Взяв с собой сторожа, поехали мы, петляя то влево, то вправо, все выше и выше, и добрались почти до Крестовой. Там, где в склоне горы образуется зеленая впадина, носящая наименование «Чертова долина», где лежат обломки гранитных скал, по преданию набросанные здесь из ревности разгневанным духом Гуда, полюбившим красавицу, жившую в этих местах,- мы остановились и закрыли машину. Тропинка повела нас в расселину между скалами, и по этой тропинке мы бросились бежать на дно двухверстной пропасти.
И пастырь нисходит к веселым долинам,
Где мчится Арагва в тенистых брегах.
Как серебряный ручей с нарисованными волнами, мчится на дне этой пропасти, вернее, хранит вид движения бесшумная, неподвижная Арагва; безлюдными кажутся крохотные макеты селений. Под ногами крутая тропа, справа скалистая стена, слева пусто, словно идешь в воздухе по крылу самолета.
Упираясь ногами в тропу, отдуваясь, откинувшись всем телом назад, работая на бегу локтями, жалея, что в теле нет тормоза, мы сбежали наконец в слышимый мир, на каменистое ложе пенистой, шумной Арагвы, к малолюдным осетинским селениям, обведенным оградами из плоских камней.
Впереди, у самой Арагвы, на том берегу – гора.
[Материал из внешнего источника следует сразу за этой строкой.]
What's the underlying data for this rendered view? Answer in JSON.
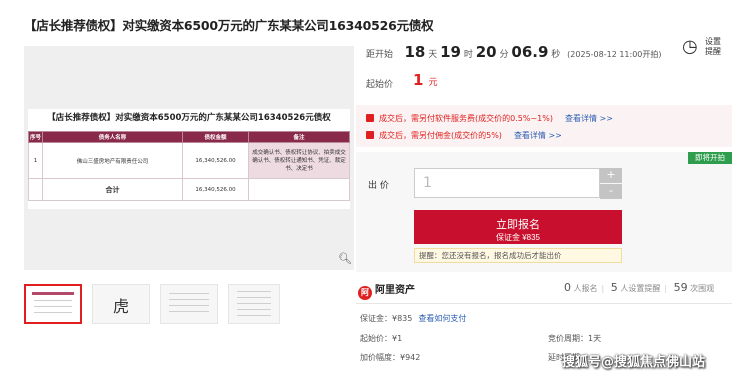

Нет, не гора. Огромная глыба словно скатилась откуда-то к самой воде, легла здесь и поросла густой рощей. Осенняя расцветка листвы – розовая, ржавая, рыжая, желтая, золотая, багряная – так богата оттенками, что кажется, гору покрыли богатым цветистым ковром. И это особенно удивительно, потому что ущелье безлесно.
Форма горы отчасти напоминает колпак, каким покрывают домашние чайники: скаты крутые, а гребень длинный и узкий. На гребне – развалины крепости. Полезли наверх по обратному скату горы; он крут, но порос зеленой травой и опутан овечьими тропами; они тянутся одна над другой, эти узенькие террасы, в несколько сантиметров ширины. Хватаясь за землю руками, можно боком взобраться по ним.
Наверху – осыпь камней, остатки крепостной стены, основания башен, развалины церкви, ступени разрушенной лестницы, выходящей на этот зеленый склон. Стоит часовня без крыши, сложенная без раствора из плоского шифера и кое-где хранящая следы обмазки.
День ясный. На солнце греются змеи и с шорохом ускользают, заслышав шаги.
Отсюда тропинка ведет вниз – к селению Хатис-Сопели. Это несколько домиков с плоскими кровлями.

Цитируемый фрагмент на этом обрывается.